The vacation spot that looked so good in those glossy brochures is a distant memory.
By mid-April, as I watched the fuel prices climb, the “Big summer vacation” quickly became “What vacation? Did I say we were going on vacation?”
The good news is we don’t have to spend a lot of money to have some fun. It’s a fact that most good moms and dads must pass on to their children.
Sissy Osteen, Oklahoma State University associate professor and resource management specialist with the Oklahoma Cooperative Extension Service, knows where I’m coming from.
She offers the following suggestions for spending time together without overspending:
1. Do your homework. Be smart. Many hotels and resorts are offering rebates on gasoline and airfare. Go online and look for deals. While on the road, a motel pool is cheap entertainment for children and a free continental breakfast for a family of five is $50 that can go into the gas tank.
Above all, if you haven’t budgeted for a trip, don’t succumb to the temptation of using credit cards to pay for it.

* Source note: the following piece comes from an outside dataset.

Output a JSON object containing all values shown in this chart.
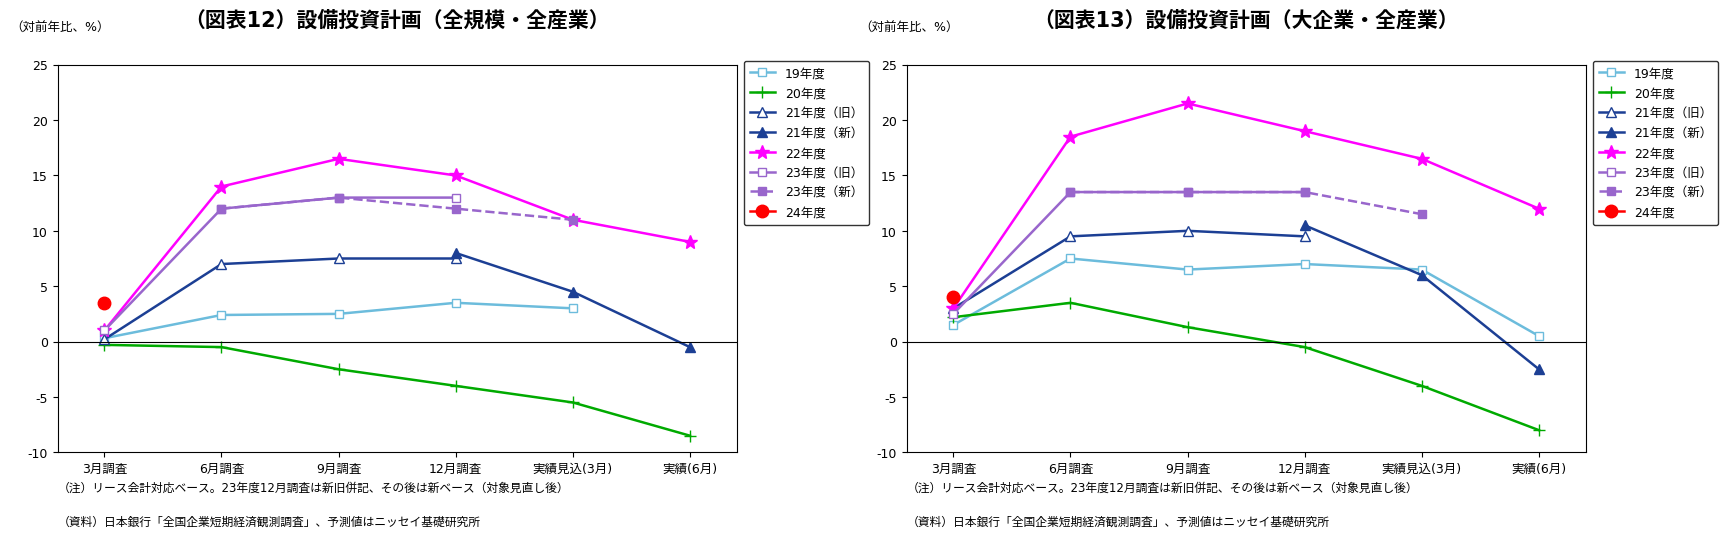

2. Stay close to home. Route 66 still offers kicks. The car is still the cheapest formof family transportation and Oklahoma has more miles of the historic roadway to explore than any other state. Visit destinations the family can reach and return home in a single day, and pack a picnic lunch to save on food expenses. Also communities throughout the state offer a wealth of free summer festivals and celebrations.
3. Let’s get together. Growing average life expectancy means retirement is getting longer for Americans. Hobbies are essential to happiness during retirement. This summer pursue an activity the entire family can share for many years. Begin learning to play tennis, golf or another sport. Learn to play a musical instrument. Take a class together. Buy cameras from a second-hand store and take up photography.
4. Not just for kids. The summer reading program at the public library is an experience the entire family can enjoy. So are volunteer programs. Teach children the rewards of philanthropy by involving the family in a community service activity this summer.